One of the big changes is cosmetic but should make for easier reading. The new vaccine schedule for children and adolescents has been consolidated into one comprehensive list from birth to age 18, rather than separating it into two different lists (ages 0 to 6 and 7 to 18 years of age) as it's been done in previous years. The new schedule will also include an additional column that highlights which vaccines 4-to-6-year-olds and adolescents need.
Another big change applies to adolescent and adult women who are pregnant. It is now recommended that pregnant women receive a whooping cough (Tdap) shot in the second half of their pregnancy - during each pregnancy. "After mom gets the booster dose during pregnancy number one, the immunity peaks and then wanes pretty quickly," explains Meissner. The rational behind this recommendation is to vaccinate women near their time of delivery to boost immunity, which then passes through the placenta and get into the baby - so the baby will have its mother's immunity until it can develop its own.
Whooping cough cases have risen to a 50-year high, the CDC said last year. "There will be about 20 (whooping cough) deaths for 2013," says Meissner. Ninety percent of pertussis deaths occur in the first three months of life, he adds. That's because children in the first three months are too young to acquire immunity from their first (inoculation), which doesn't even occur until they are two months old. So having mom confer immunity to the newborn and having others around the babies, including grandparents, inoculated can protect the unvaccinated child.
Despite assurances that these vaccines are safe, more parents are choosing to delay getting their children vaccinated or not vaccinating them at all. Just last week, a study in the Journal of the American Medical Association (JAMA) found "undervaccination appears to be an increasing trend."

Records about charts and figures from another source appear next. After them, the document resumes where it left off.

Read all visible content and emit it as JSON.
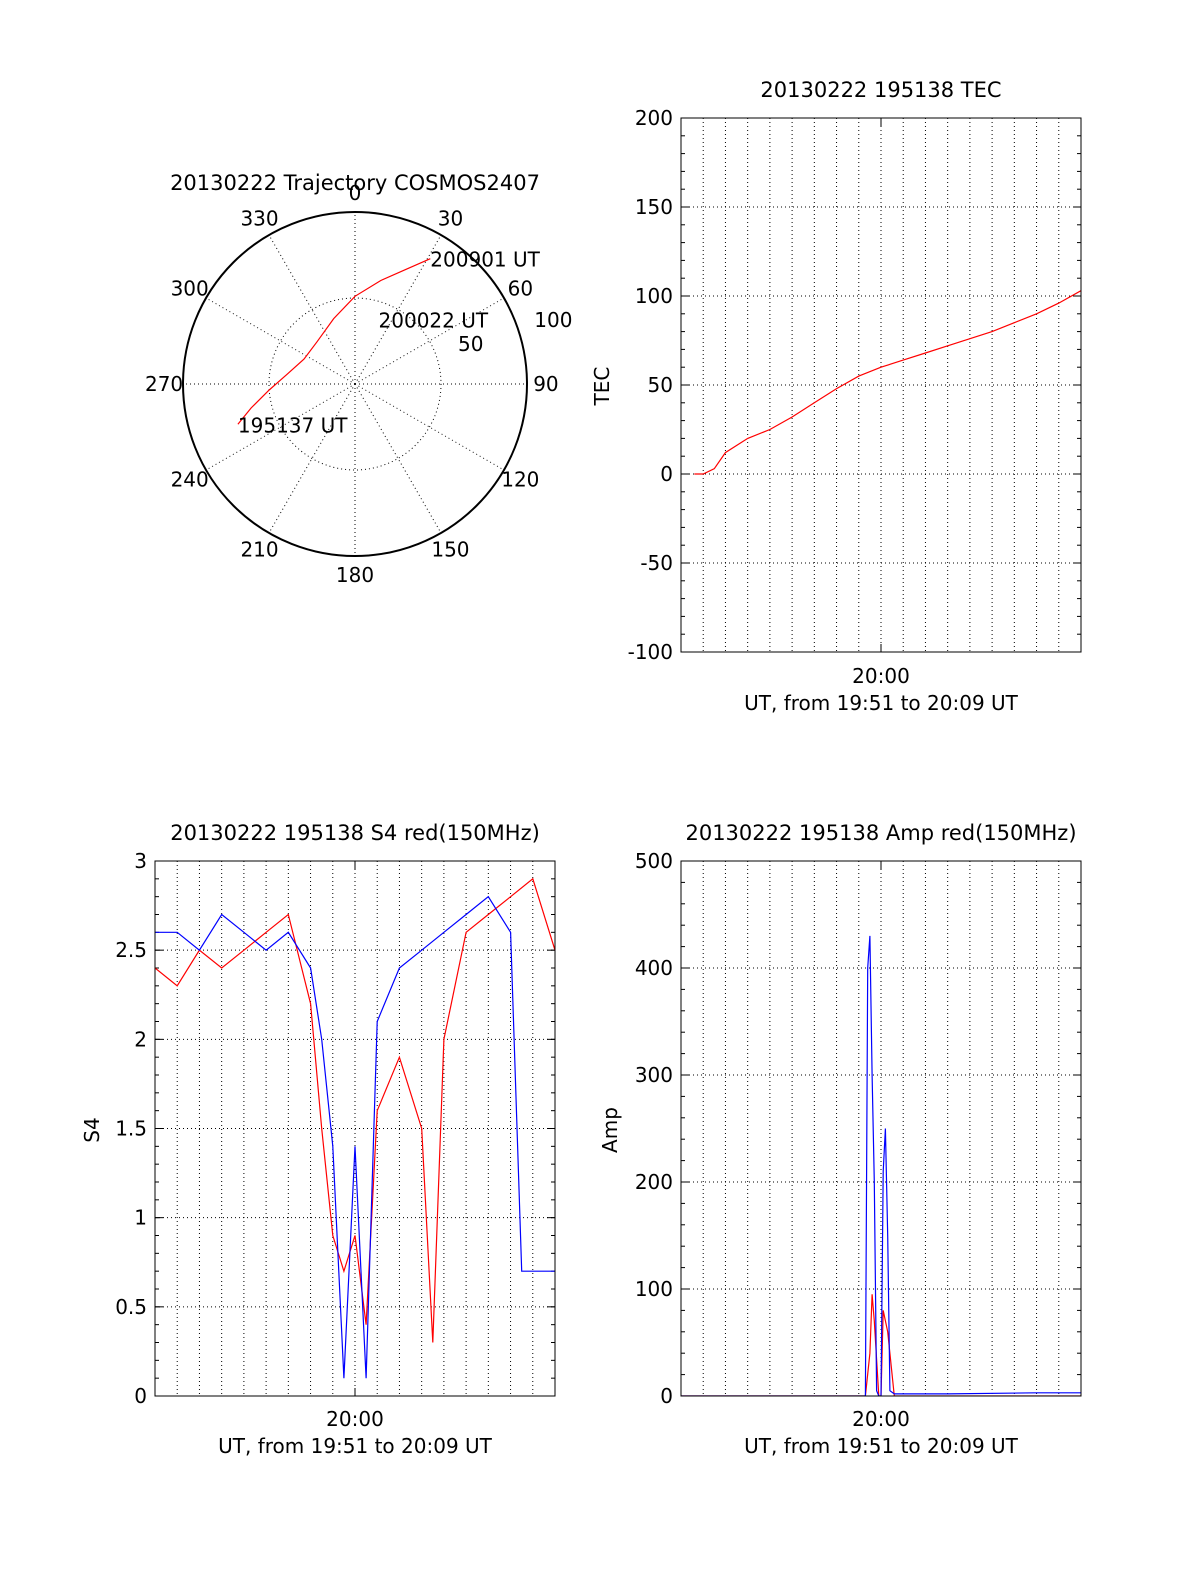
{
  "chart_data": [
    {
      "type": "polar",
      "title": "20130222 Trajectory COSMOS2407",
      "angle_labels": [
        "0",
        "30",
        "60",
        "90",
        "120",
        "150",
        "180",
        "210",
        "240",
        "270",
        "300",
        "330"
      ],
      "ring_labels": [
        "50",
        "100"
      ],
      "elevation_rings": [
        50,
        100
      ],
      "trajectory": {
        "color": "#ff0000",
        "points": [
          {
            "azimuth": 251,
            "radius": 72
          },
          {
            "azimuth": 257,
            "radius": 62
          },
          {
            "azimuth": 266,
            "radius": 50
          },
          {
            "azimuth": 278,
            "radius": 40
          },
          {
            "azimuth": 296,
            "radius": 33
          },
          {
            "azimuth": 318,
            "radius": 33
          },
          {
            "azimuth": 342,
            "radius": 40
          },
          {
            "azimuth": 0,
            "radius": 51
          },
          {
            "azimuth": 14,
            "radius": 62
          },
          {
            "azimuth": 24,
            "radius": 73
          },
          {
            "azimuth": 31,
            "radius": 85
          }
        ]
      },
      "annotations": [
        {
          "text": "200901 UT",
          "azimuth": 31,
          "radius": 85
        },
        {
          "text": "200022 UT",
          "azimuth": 20,
          "radius": 40
        },
        {
          "text": "195137 UT",
          "azimuth": 251,
          "radius": 72
        }
      ]
    },
    {
      "type": "line",
      "title": "20130222 195138 TEC",
      "xlabel": "UT, from 19:51 to 20:09 UT",
      "ylabel": "TEC",
      "xlim": [
        0,
        18
      ],
      "ylim": [
        -100,
        200
      ],
      "yticks": [
        -100,
        -50,
        0,
        50,
        100,
        150,
        200
      ],
      "ytick_labels": [
        "-100",
        "-50",
        "0",
        "50",
        "100",
        "150",
        "200"
      ],
      "xticks": [
        9
      ],
      "xtick_labels": [
        "20:00"
      ],
      "grid": true,
      "series": [
        {
          "color": "#ff0000",
          "x": [
            0.6,
            1.0,
            1.5,
            2.0,
            3.0,
            4.0,
            5.0,
            6.0,
            7.0,
            8.0,
            9.0,
            10.0,
            11.0,
            12.0,
            13.0,
            14.0,
            15.0,
            16.0,
            17.0,
            18.0
          ],
          "y": [
            0,
            0,
            3,
            12,
            20,
            25,
            32,
            40,
            48,
            55,
            60,
            64,
            68,
            72,
            76,
            80,
            85,
            90,
            96,
            103
          ]
        }
      ]
    },
    {
      "type": "line",
      "title": "20130222 195138 S4 red(150MHz)",
      "xlabel": "UT, from 19:51 to 20:09 UT",
      "ylabel": "S4",
      "xlim": [
        0,
        18
      ],
      "ylim": [
        0,
        3
      ],
      "yticks": [
        0,
        0.5,
        1,
        1.5,
        2,
        2.5,
        3
      ],
      "ytick_labels": [
        "0",
        "0.5",
        "1",
        "1.5",
        "2",
        "2.5",
        "3"
      ],
      "xticks": [
        9
      ],
      "xtick_labels": [
        "20:00"
      ],
      "grid": true,
      "series": [
        {
          "color": "#ff0000",
          "x": [
            0.0,
            1.0,
            2.0,
            3.0,
            4.0,
            5.0,
            6.0,
            7.0,
            7.5,
            8.0,
            8.5,
            9.0,
            9.5,
            10.0,
            11.0,
            12.0,
            12.5,
            13.0,
            14.0,
            15.0,
            16.0,
            17.0,
            18.0
          ],
          "y": [
            2.4,
            2.3,
            2.5,
            2.4,
            2.5,
            2.6,
            2.7,
            2.2,
            1.5,
            0.9,
            0.7,
            0.9,
            0.4,
            1.6,
            1.9,
            1.5,
            0.3,
            2.0,
            2.6,
            2.7,
            2.8,
            2.9,
            2.5
          ]
        },
        {
          "color": "#0000ff",
          "x": [
            0.0,
            1.0,
            2.0,
            3.0,
            4.0,
            5.0,
            6.0,
            7.0,
            7.5,
            8.0,
            8.5,
            9.0,
            9.5,
            10.0,
            11.0,
            12.0,
            13.0,
            14.0,
            15.0,
            16.0,
            16.5,
            17.0,
            18.0
          ],
          "y": [
            2.6,
            2.6,
            2.5,
            2.7,
            2.6,
            2.5,
            2.6,
            2.4,
            2.0,
            1.4,
            0.1,
            1.4,
            0.1,
            2.1,
            2.4,
            2.5,
            2.6,
            2.7,
            2.8,
            2.6,
            0.7,
            0.7,
            0.7
          ]
        }
      ]
    },
    {
      "type": "line",
      "title": "20130222 195138 Amp red(150MHz)",
      "xlabel": "UT, from 19:51 to 20:09 UT",
      "ylabel": "Amp",
      "xlim": [
        0,
        18
      ],
      "ylim": [
        0,
        500
      ],
      "yticks": [
        0,
        100,
        200,
        300,
        400,
        500
      ],
      "ytick_labels": [
        "0",
        "100",
        "200",
        "300",
        "400",
        "500"
      ],
      "xticks": [
        9
      ],
      "xtick_labels": [
        "20:00"
      ],
      "grid": true,
      "series": [
        {
          "color": "#ff0000",
          "x": [
            0.0,
            8.3,
            8.5,
            8.6,
            8.7,
            8.9,
            9.0,
            9.1,
            9.3,
            9.6,
            9.8,
            10.0,
            18.0
          ],
          "y": [
            0,
            0,
            40,
            95,
            70,
            0,
            0,
            80,
            60,
            0,
            0,
            0,
            0
          ]
        },
        {
          "color": "#0000ff",
          "x": [
            0.0,
            8.3,
            8.4,
            8.5,
            8.6,
            8.7,
            8.8,
            8.9,
            9.0,
            9.1,
            9.2,
            9.3,
            9.4,
            9.6,
            9.8,
            12.0,
            16.0,
            18.0
          ],
          "y": [
            0,
            0,
            400,
            430,
            300,
            200,
            5,
            0,
            0,
            210,
            250,
            150,
            5,
            2,
            2,
            2,
            3,
            3
          ]
        }
      ]
    }
  ]
}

And two weeks ago, a report from the Institute of Medicine not only found no evidence of major safety concerns when following the recommended vaccine schedules, it also "confirmed that following the schedule strongly reduces the risk of disease."
Meissner says it's "such a mistake for people not to vaccinate according to the current schedule." He adds that "a vaccine is not added to the vaccine schedule by FDA, CDC, AAP unless we are absolutely convinced of the benefit of that vaccine and the safety of the vaccine."
Still, some have suggested there are alternate ways to vaccinate children by either spacing out the vaccines or even dropping some.
"There is no "alternate" vaccine schedule," says Dr. Paul Offit, chief of the infectious diseases division at Children's Hospital of Philadelphia, co-inventor of a rotovirus vaccine and author of "Deadly Choices: How the Anti-Vaccine Movement Threatens Us All." He says about 13% of parents are choosing not to vaccine or delay vaccinating their children and "that's a dangerous thing to do" because the vaccine-preventable diseases can kill.
Dr. William Schaffner, chairman of the Department of Preventive Medicine at Vanderbilt University Medical Center, says "there isn't any doubt, there are increasing exceptions to the ACIP/AAP immunization schedule." Childhood vaccinations are being ignored for a variety of reasons he says. "There are those who are vaccine skeptics or parents don't get around to it; parents are forgetful, or children are not able to get vaccine for health reasons and are listed as not receiving vaccine."
This opens the door for the occasional importation of disease, like measles - which is still very much present in other parts of the world, he says. "I find this disquieting because I think there will be more clusters of more spread of forgotten disease."
The 2013 vaccine schedule calls for vaccinating against 16 diseases: Diphtheria, tetanus, pertussis (whooping cough), Haemophilus influenzae type b (can cause meningitis, arthritis, pneumonia), Hepatitis A, Hepatitis B, Human papillomavirus (HPV), Influenza (flu), measles, mumps, rubella (German measles), meningococcal (can cause meningitis, sepsis), pneumococcal (incl. ear infections, pneumonia, meningitis), Poliomyelitis (polio), rotavirus and varicella (chickenpox).